According to the present invention, by injecting mortar into a mold having reinforcing bars and inserting a bar-shaped vibrator between the reinforcing bars, the vibration generated from the tip of the vibrating arm falls within the vibration transmitting range. It is possible to promote the defoaming of certain coarse bubbles and reduce the coarse bubbles inside and on the surface of the panel to form uniform bubbles over a wide range.
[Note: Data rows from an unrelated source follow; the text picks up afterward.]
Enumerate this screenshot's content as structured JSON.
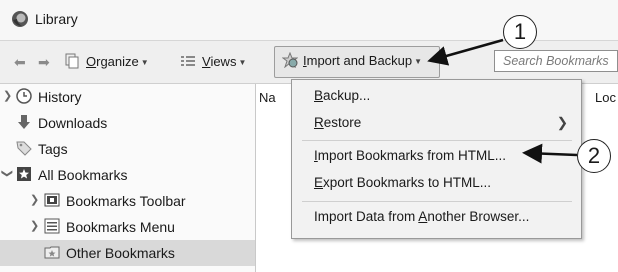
{
  "window": {
    "title": "Library"
  },
  "toolbar": {
    "organize": {
      "u": "O",
      "rest": "rganize"
    },
    "views": {
      "u": "V",
      "rest": "iews"
    },
    "import_backup": {
      "u": "I",
      "rest": "mport and Backup"
    },
    "search_placeholder": "Search Bookmarks"
  },
  "sidebar": {
    "items": [
      {
        "label": "History"
      },
      {
        "label": "Downloads"
      },
      {
        "label": "Tags"
      },
      {
        "label": "All Bookmarks"
      },
      {
        "label": "Bookmarks Toolbar"
      },
      {
        "label": "Bookmarks Menu"
      },
      {
        "label": "Other Bookmarks"
      }
    ]
  },
  "columns": {
    "name": "Na",
    "location": "Loc"
  },
  "menu": {
    "backup": {
      "u": "B",
      "rest": "ackup..."
    },
    "restore": {
      "u": "R",
      "rest": "estore"
    },
    "import_html": {
      "u": "I",
      "rest": "mport Bookmarks from HTML..."
    },
    "export_html": {
      "u": "E",
      "rest": "xport Bookmarks to HTML..."
    },
    "import_other": {
      "pre": "Import Data from ",
      "u": "A",
      "rest": "nother Browser..."
    }
  },
  "callouts": {
    "one": "1",
    "two": "2"
  }
}
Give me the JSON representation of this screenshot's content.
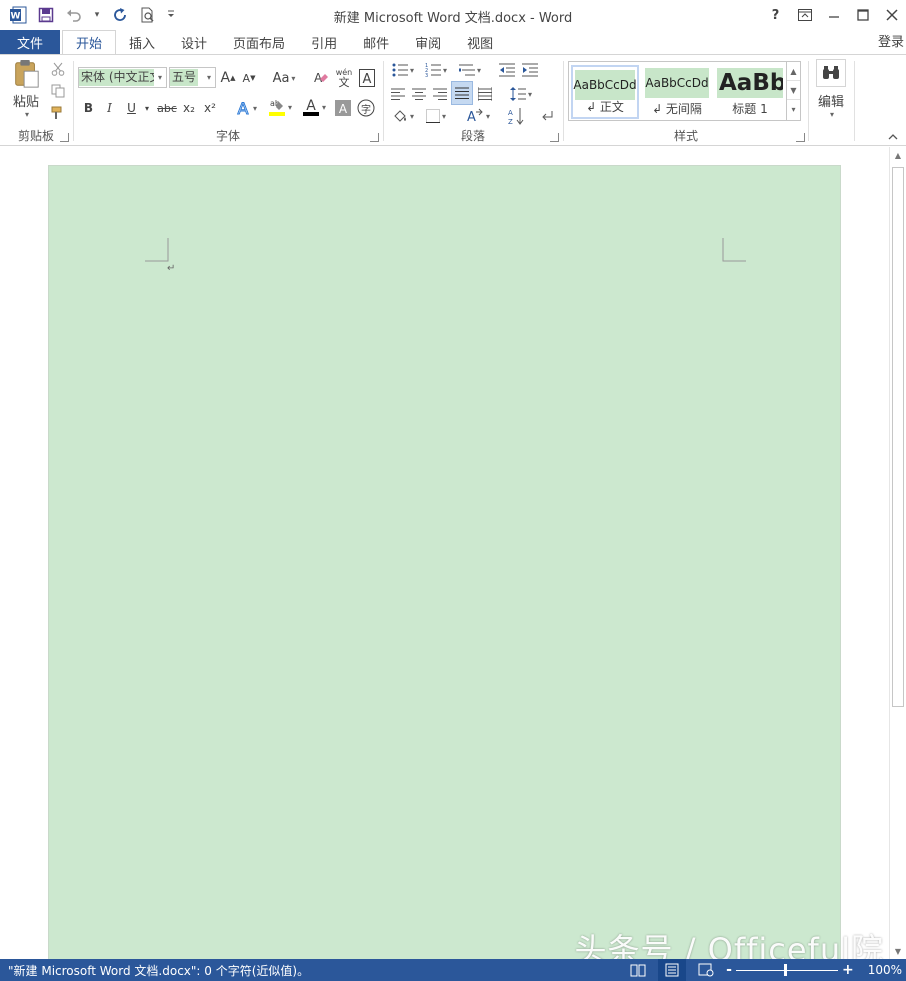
{
  "title_bar": {
    "title": "新建 Microsoft Word 文档.docx - Word",
    "help": "?",
    "minimize": "—",
    "close": "✕"
  },
  "tabs": {
    "file": "文件",
    "items": [
      "开始",
      "插入",
      "设计",
      "页面布局",
      "引用",
      "邮件",
      "审阅",
      "视图"
    ],
    "active": "开始",
    "signin": "登录"
  },
  "clipboard": {
    "paste_label": "粘贴",
    "group_label": "剪贴板"
  },
  "font": {
    "font_name": "宋体 (中文正文)",
    "font_size": "五号",
    "bold": "B",
    "italic": "I",
    "underline": "U",
    "strike": "abc",
    "sub": "x₂",
    "sup": "x²",
    "change_case": "Aa",
    "grow": "A",
    "shrink": "A",
    "phonetic_top": "wén",
    "phonetic_bottom": "文",
    "enclose": "字",
    "group_label": "字体"
  },
  "paragraph": {
    "group_label": "段落"
  },
  "styles": {
    "items": [
      {
        "preview": "AaBbCcDd",
        "name": "↲ 正文"
      },
      {
        "preview": "AaBbCcDd",
        "name": "↲ 无间隔"
      },
      {
        "preview": "AaBb",
        "name": "标题 1"
      }
    ],
    "group_label": "样式"
  },
  "editing": {
    "label": "编辑"
  },
  "document": {
    "paragraph_mark": "↵"
  },
  "status_bar": {
    "text": "\"新建 Microsoft Word 文档.docx\": 0 个字符(近似值)。",
    "zoom_minus": "-",
    "zoom_plus": "+",
    "zoom_level": "100%"
  },
  "watermark": "头条号 / Officeful院",
  "colors": {
    "accent": "#2b579a",
    "page_background": "#cce8cf",
    "highlight": "#c8e6c9"
  }
}
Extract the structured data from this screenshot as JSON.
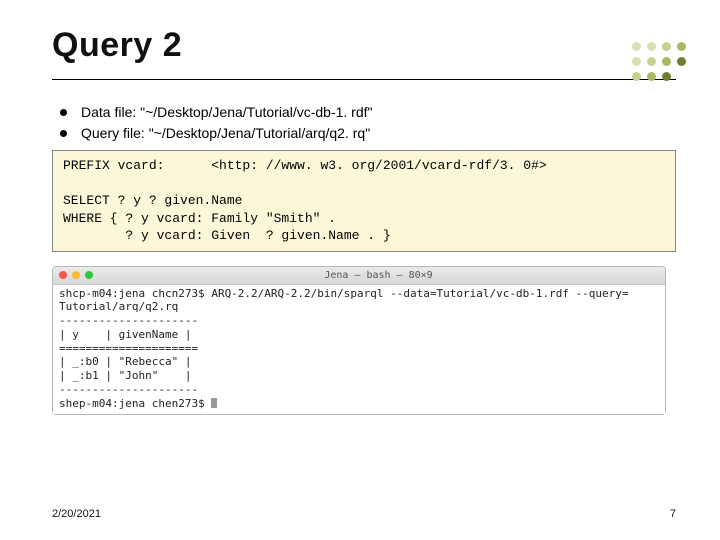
{
  "title": "Query 2",
  "bullets": {
    "data_file": "Data file: \"~/Desktop/Jena/Tutorial/vc-db-1. rdf\"",
    "query_file": "Query file: \"~/Desktop/Jena/Tutorial/arq/q2. rq\""
  },
  "code": "PREFIX vcard:      <http: //www. w3. org/2001/vcard-rdf/3. 0#>\n\nSELECT ? y ? given.Name\nWHERE { ? y vcard: Family \"Smith\" .\n        ? y vcard: Given  ? given.Name . }",
  "terminal": {
    "title": "Jena — bash — 80×9",
    "body": "shcp-m04:jena chcn273$ ARQ-2.2/ARQ-2.2/bin/sparql --data=Tutorial/vc-db-1.rdf --query=\nTutorial/arq/q2.rq\n---------------------\n| y    | givenName |\n=====================\n| _:b0 | \"Rebecca\" |\n| _:b1 | \"John\"    |\n---------------------\nshep-m04:jena chen273$"
  },
  "footer": {
    "date": "2/20/2021",
    "page": "7"
  }
}
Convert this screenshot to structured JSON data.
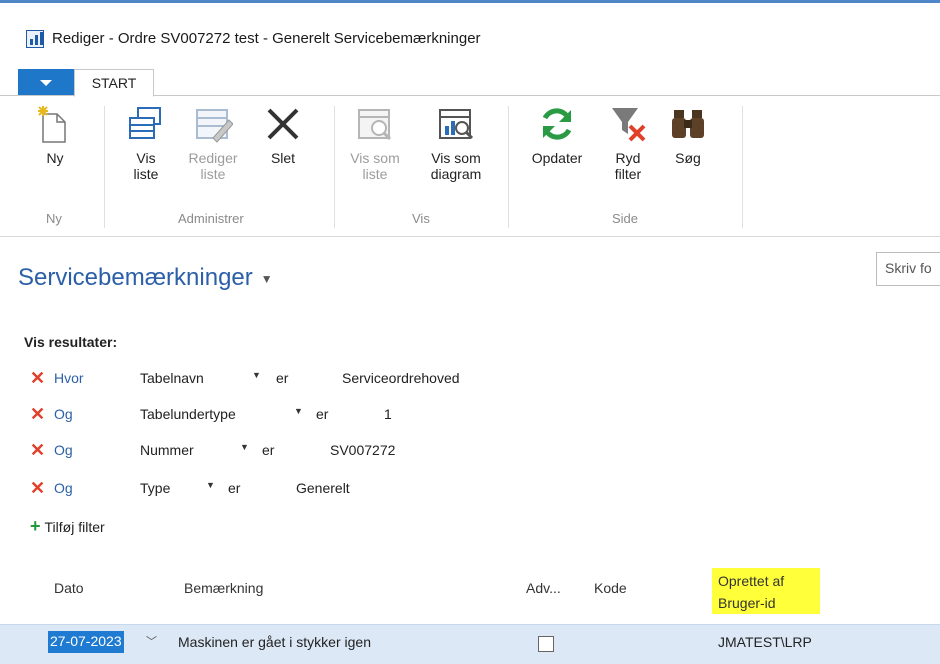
{
  "window": {
    "title": "Rediger - Ordre SV007272 test - Generelt Servicebemærkninger"
  },
  "ribbon": {
    "tabs": [
      "START"
    ],
    "groups": [
      {
        "label": "Ny",
        "buttons": [
          {
            "label": "Ny",
            "icon": "new-document-icon",
            "enabled": true
          }
        ]
      },
      {
        "label": "Administrer",
        "buttons": [
          {
            "label": "Vis\nliste",
            "icon": "view-list-icon",
            "enabled": true
          },
          {
            "label": "Rediger\nliste",
            "icon": "edit-list-icon",
            "enabled": false
          },
          {
            "label": "Slet",
            "icon": "delete-x-icon",
            "enabled": true
          }
        ]
      },
      {
        "label": "Vis",
        "buttons": [
          {
            "label": "Vis som\nliste",
            "icon": "view-as-list-icon",
            "enabled": false
          },
          {
            "label": "Vis som\ndiagram",
            "icon": "view-as-chart-icon",
            "enabled": true
          }
        ]
      },
      {
        "label": "Side",
        "buttons": [
          {
            "label": "Opdater",
            "icon": "refresh-icon",
            "enabled": true
          },
          {
            "label": "Ryd\nfilter",
            "icon": "clear-filter-icon",
            "enabled": true
          },
          {
            "label": "Søg",
            "icon": "binoculars-icon",
            "enabled": true
          }
        ]
      }
    ]
  },
  "page": {
    "title": "Servicebemærkninger",
    "search_placeholder": "Skriv fo"
  },
  "filters": {
    "heading": "Vis resultater:",
    "rows": [
      {
        "op": "Hvor",
        "field": "Tabelnavn",
        "rel": "er",
        "value": "Serviceordrehoved"
      },
      {
        "op": "Og",
        "field": "Tabelundertype",
        "rel": "er",
        "value": "1"
      },
      {
        "op": "Og",
        "field": "Nummer",
        "rel": "er",
        "value": "SV007272"
      },
      {
        "op": "Og",
        "field": "Type",
        "rel": "er",
        "value": "Generelt"
      }
    ],
    "add_label": "Tilføj filter"
  },
  "grid": {
    "columns": {
      "dato": "Dato",
      "bemaerkning": "Bemærkning",
      "adv": "Adv...",
      "kode": "Kode",
      "oprettet_line1": "Oprettet af",
      "oprettet_line2": "Bruger-id"
    },
    "rows": [
      {
        "dato": "27-07-2023",
        "bemaerkning": "Maskinen er gået i stykker igen",
        "adv": false,
        "kode": "",
        "bruger": "JMATEST\\LRP"
      }
    ]
  },
  "colors": {
    "accent": "#1e77c9",
    "link": "#2b5fa8",
    "highlight": "#ffff3a",
    "delete": "#e0402a",
    "add": "#1e9a3a"
  }
}
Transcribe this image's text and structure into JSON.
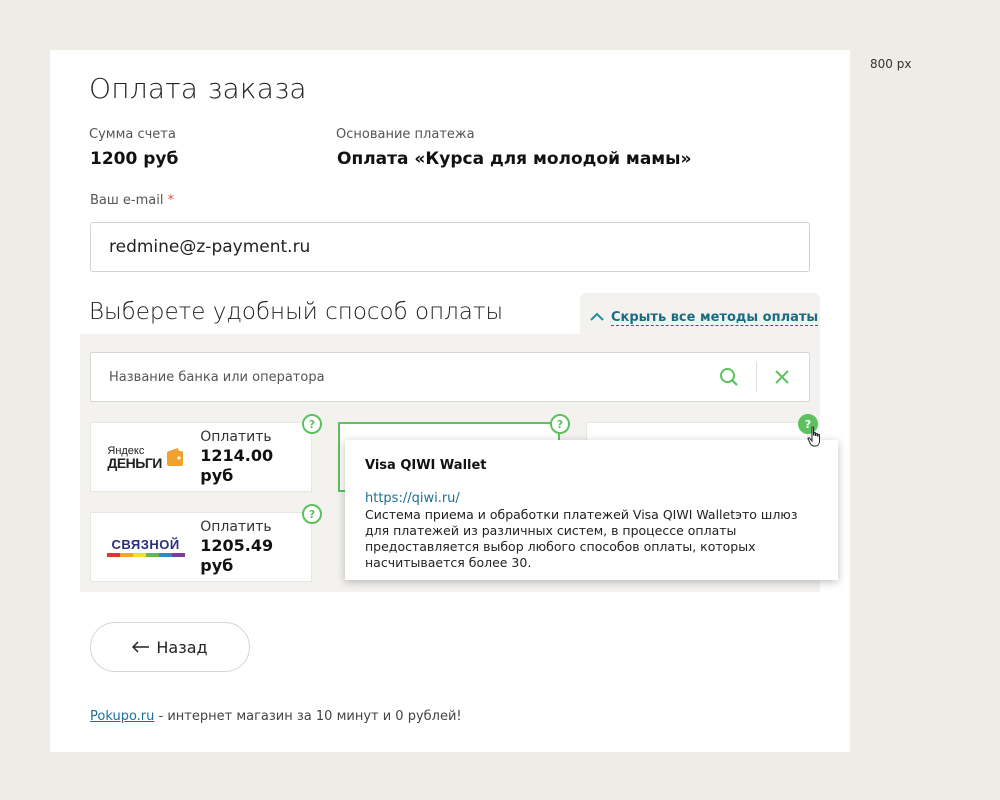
{
  "annotation": {
    "size_note": "800 px"
  },
  "page": {
    "title": "Оплата заказа",
    "amount_label": "Сумма счета",
    "amount_value": "1200 руб",
    "basis_label": "Основание платежа",
    "basis_value": "Оплата «Курса для молодой мамы»",
    "email_label": "Ваш e-mail",
    "email_required_mark": "*",
    "email_value": "redmine@z-payment.ru"
  },
  "payment": {
    "section_title": "Выберете удобный способ оплаты",
    "hide_methods_label": "Скрыть все методы оплаты",
    "search_placeholder": "Название банка или оператора",
    "methods": [
      {
        "logo": "Яндекс Деньги",
        "pay_label": "Оплатить",
        "amount": "1214.00 руб",
        "help": "?"
      },
      {
        "logo": "Visa QIWI Wallet",
        "help": "?",
        "selected": true
      },
      {
        "logo": "",
        "help": "?"
      },
      {
        "logo": "Связной",
        "pay_label": "Оплатить",
        "amount": "1205.49 руб",
        "help": "?"
      }
    ],
    "logo_texts": {
      "yandex_top": "Яндекс",
      "yandex_bottom": "ДЕНЬГИ",
      "svyaznoy": "СВЯЗНОЙ"
    }
  },
  "tooltip": {
    "title": "Visa QIWI Wallet",
    "link": "https://qiwi.ru/",
    "description": "Система приема и обработки платежей Visa QIWI Walletэто шлюз для платежей из различных систем, в процессе оплаты предоставляется выбор любого способов оплаты, которых насчитывается более 30."
  },
  "nav": {
    "back_label": "Назад"
  },
  "footer": {
    "link_text": "Pokupo.ru",
    "text": " - интернет магазин за 10 минут и 0 рублей!"
  },
  "colors": {
    "accent_green": "#5cc15e",
    "link_blue": "#1a6c85",
    "page_bg": "#efece6"
  }
}
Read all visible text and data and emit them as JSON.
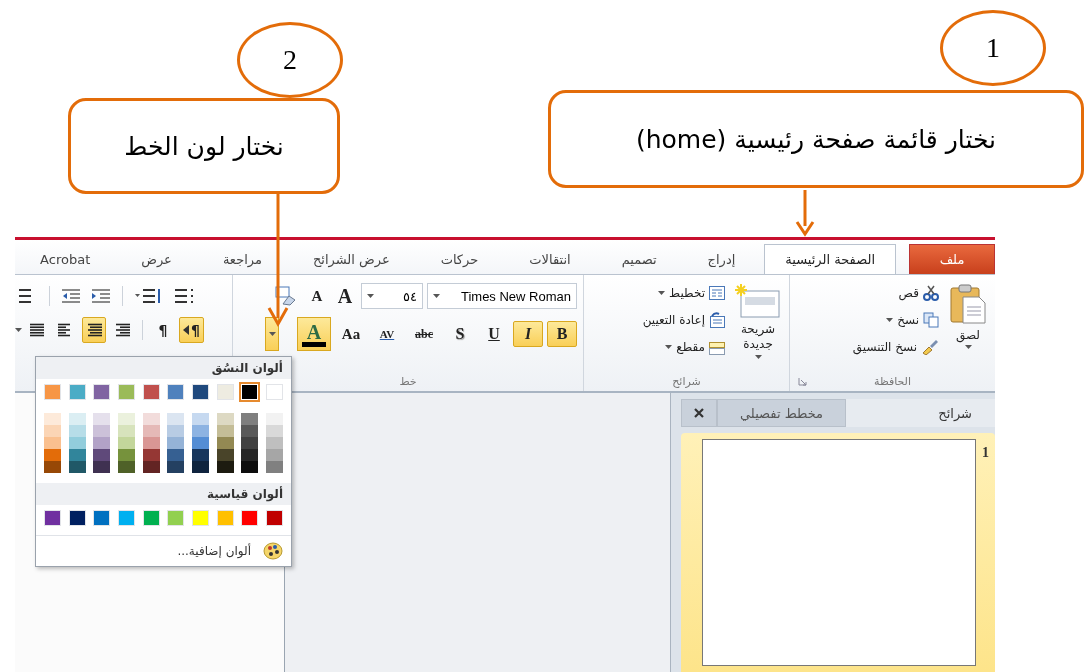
{
  "annotations": [
    {
      "number": "1",
      "text": "نختار قائمة صفحة رئيسية (home)"
    },
    {
      "number": "2",
      "text": "نختار لون الخط"
    }
  ],
  "tabs": [
    {
      "label": "ملف",
      "kind": "file",
      "selected": false
    },
    {
      "label": "الصفحة الرئيسية",
      "kind": "tab",
      "selected": true
    },
    {
      "label": "إدراج",
      "kind": "tab",
      "selected": false
    },
    {
      "label": "تصميم",
      "kind": "tab",
      "selected": false
    },
    {
      "label": "انتقالات",
      "kind": "tab",
      "selected": false
    },
    {
      "label": "حركات",
      "kind": "tab",
      "selected": false
    },
    {
      "label": "عرض الشرائح",
      "kind": "tab",
      "selected": false
    },
    {
      "label": "مراجعة",
      "kind": "tab",
      "selected": false
    },
    {
      "label": "عرض",
      "kind": "tab",
      "selected": false
    },
    {
      "label": "Acrobat",
      "kind": "tab",
      "selected": false
    }
  ],
  "clipboard": {
    "label": "الحافظة",
    "paste": "لصق",
    "cut": "قص",
    "copy": "نسخ",
    "format_painter": "نسخ التنسيق"
  },
  "slides": {
    "label": "شرائح",
    "new_slide": "شريحة جديدة",
    "layout": "تخطيط",
    "reset": "إعادة التعيين",
    "section": "مقطع"
  },
  "font": {
    "label": "خط",
    "font_name": "Times New Roman",
    "font_size": "٥٤",
    "grow": "A",
    "shrink": "A",
    "buttons": [
      {
        "kind": "bold",
        "label": "B",
        "selected": true
      },
      {
        "kind": "italic",
        "label": "I",
        "selected": true
      },
      {
        "kind": "underline",
        "label": "U",
        "selected": false
      },
      {
        "kind": "shadow",
        "label": "S",
        "selected": false
      },
      {
        "kind": "strike",
        "label": "abc",
        "selected": false
      },
      {
        "kind": "spacing",
        "label": "AV",
        "selected": false
      },
      {
        "kind": "case",
        "label": "Aa",
        "selected": false
      }
    ],
    "font_color": {
      "label": "A",
      "color": "#000000",
      "selected": true
    }
  },
  "paragraph": {
    "align": [
      {
        "kind": "right",
        "selected": false
      },
      {
        "kind": "center",
        "selected": true
      },
      {
        "kind": "left",
        "selected": false
      },
      {
        "kind": "justify",
        "selected": false
      }
    ],
    "direction": [
      {
        "kind": "rtl",
        "label": "¶",
        "selected": true
      },
      {
        "kind": "ltr",
        "label": "¶",
        "selected": false
      }
    ]
  },
  "color_menu": {
    "theme_title": "ألوان النسُق",
    "standard_title": "ألوان قياسية",
    "more": "ألوان إضافية...",
    "theme_colors": [
      {
        "color": "#ffffff",
        "selected": false,
        "shades": [
          {
            "color": "#f2f2f2"
          },
          {
            "color": "#d9d9d9"
          },
          {
            "color": "#bfbfbf"
          },
          {
            "color": "#a6a6a6"
          },
          {
            "color": "#808080"
          }
        ]
      },
      {
        "color": "#000000",
        "selected": true,
        "shades": [
          {
            "color": "#7f7f7f"
          },
          {
            "color": "#595959"
          },
          {
            "color": "#404040"
          },
          {
            "color": "#262626"
          },
          {
            "color": "#0d0d0d"
          }
        ]
      },
      {
        "color": "#eeece1",
        "selected": false,
        "shades": [
          {
            "color": "#ddd9c3"
          },
          {
            "color": "#c4bd97"
          },
          {
            "color": "#938953"
          },
          {
            "color": "#494429"
          },
          {
            "color": "#1d1b10"
          }
        ]
      },
      {
        "color": "#1f497d",
        "selected": false,
        "shades": [
          {
            "color": "#c6d9f0"
          },
          {
            "color": "#8db3e2"
          },
          {
            "color": "#548dd4"
          },
          {
            "color": "#17365d"
          },
          {
            "color": "#0f243e"
          }
        ]
      },
      {
        "color": "#4f81bd",
        "selected": false,
        "shades": [
          {
            "color": "#dbe5f1"
          },
          {
            "color": "#b8cce4"
          },
          {
            "color": "#95b3d7"
          },
          {
            "color": "#366092"
          },
          {
            "color": "#244061"
          }
        ]
      },
      {
        "color": "#c0504d",
        "selected": false,
        "shades": [
          {
            "color": "#f2dcdb"
          },
          {
            "color": "#e5b9b7"
          },
          {
            "color": "#d99694"
          },
          {
            "color": "#953734"
          },
          {
            "color": "#632423"
          }
        ]
      },
      {
        "color": "#9bbb59",
        "selected": false,
        "shades": [
          {
            "color": "#ebf1dd"
          },
          {
            "color": "#d7e3bc"
          },
          {
            "color": "#c3d69b"
          },
          {
            "color": "#76923c"
          },
          {
            "color": "#4f6128"
          }
        ]
      },
      {
        "color": "#8064a2",
        "selected": false,
        "shades": [
          {
            "color": "#e5e0ec"
          },
          {
            "color": "#ccc1d9"
          },
          {
            "color": "#b2a2c7"
          },
          {
            "color": "#5f497a"
          },
          {
            "color": "#3f3151"
          }
        ]
      },
      {
        "color": "#4bacc6",
        "selected": false,
        "shades": [
          {
            "color": "#dbeef3"
          },
          {
            "color": "#b7dde8"
          },
          {
            "color": "#92cddc"
          },
          {
            "color": "#31859b"
          },
          {
            "color": "#205867"
          }
        ]
      },
      {
        "color": "#f79646",
        "selected": false,
        "shades": [
          {
            "color": "#fdeada"
          },
          {
            "color": "#fbd5b5"
          },
          {
            "color": "#fac08f"
          },
          {
            "color": "#e36c09"
          },
          {
            "color": "#974806"
          }
        ]
      }
    ],
    "standard_colors": [
      {
        "color": "#c00000"
      },
      {
        "color": "#ff0000"
      },
      {
        "color": "#ffc000"
      },
      {
        "color": "#ffff00"
      },
      {
        "color": "#92d050"
      },
      {
        "color": "#00b050"
      },
      {
        "color": "#00b0f0"
      },
      {
        "color": "#0070c0"
      },
      {
        "color": "#002060"
      },
      {
        "color": "#7030a0"
      }
    ]
  },
  "slide_pane": {
    "tabs": [
      {
        "label": "شرائح",
        "selected": true
      },
      {
        "label": "مخطط تفصيلي",
        "selected": false
      }
    ],
    "slides": [
      {
        "number": "1",
        "selected": true
      }
    ]
  }
}
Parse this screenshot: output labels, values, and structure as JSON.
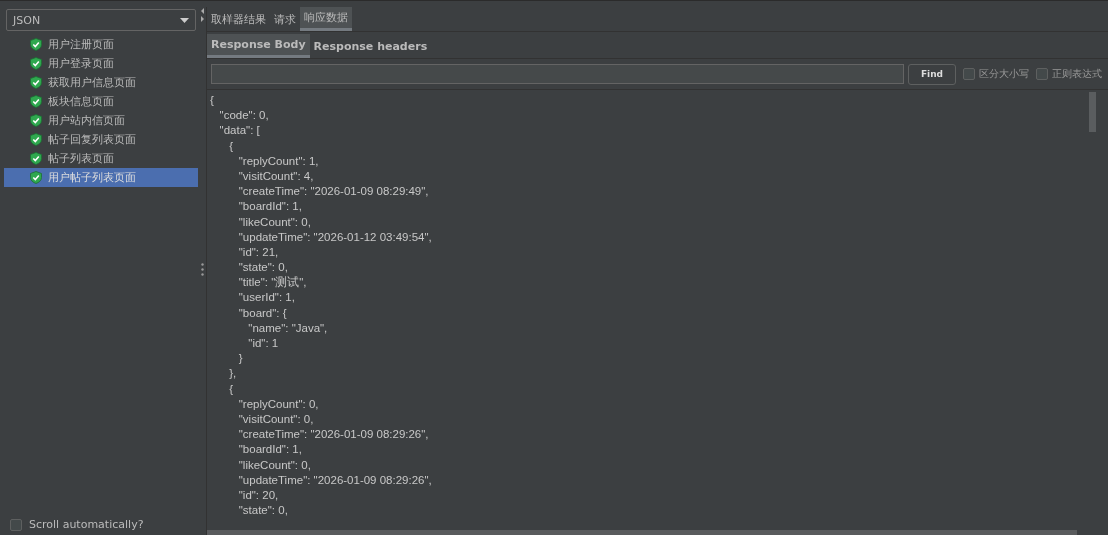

Further, since the coarse bubbles are eliminated, waterproofing or painting of the panel surface with a spraying material or the like becomes easy, and lightweight cellular concrete which is favorable in appearance and strength can be manufactured.

[Brief description of drawings]

FIG. 1 is a cross-sectional view showing a state in which a rod-shaped vibrator of the present invention is placed in a mold.

FIG. 2 is a front view of the rod-shaped vibrator of the present invention.

FIG. 3 is a plan view of a rod-shaped vibrator of the present invention.

FIG. 4 is a front view showing another example of the rod-shaped vibrator of the present invention.

FIG. 5 is a plan view showing another example of the rod-shaped vibrator of the present invention.

FIG. 6 is a front view of an eccentric weight-type vibrator of the rod-shaped vibrator of the present invention.

[Explanation of symbols]

 1 Formwork 2 Rod Vibrator 2a Rod Vibrating Shaft 3 Vibrating Arm 4 Reinforcing Bar 5 Mortar 6 Vibration Transmission Surface 7 Electric Motor 8 Vibrator 9 Rotating Shaft 10 Vibration Shaft

Continuation of front page (51) Int.Cl. ⁶ Identification number Office reference number FI Technical display location B28B 17/00 Z C04B 38/02 A

Claims (3)

[Claims] 1. A rod-shaped vibrator having a plurality of vibrating arms protruding from the outer periphery of a rod-shaped vibrating shaft in the rod-shaped vibrator. 2. A vibration defoaming method for mortar, which comprises inserting the rod-shaped vibrator according to claim 1 into a mortar in a mold to defoam. 3. The vibration defoaming method according to claim 2, wherein the mortar is a mortar for lightweight cellular concrete.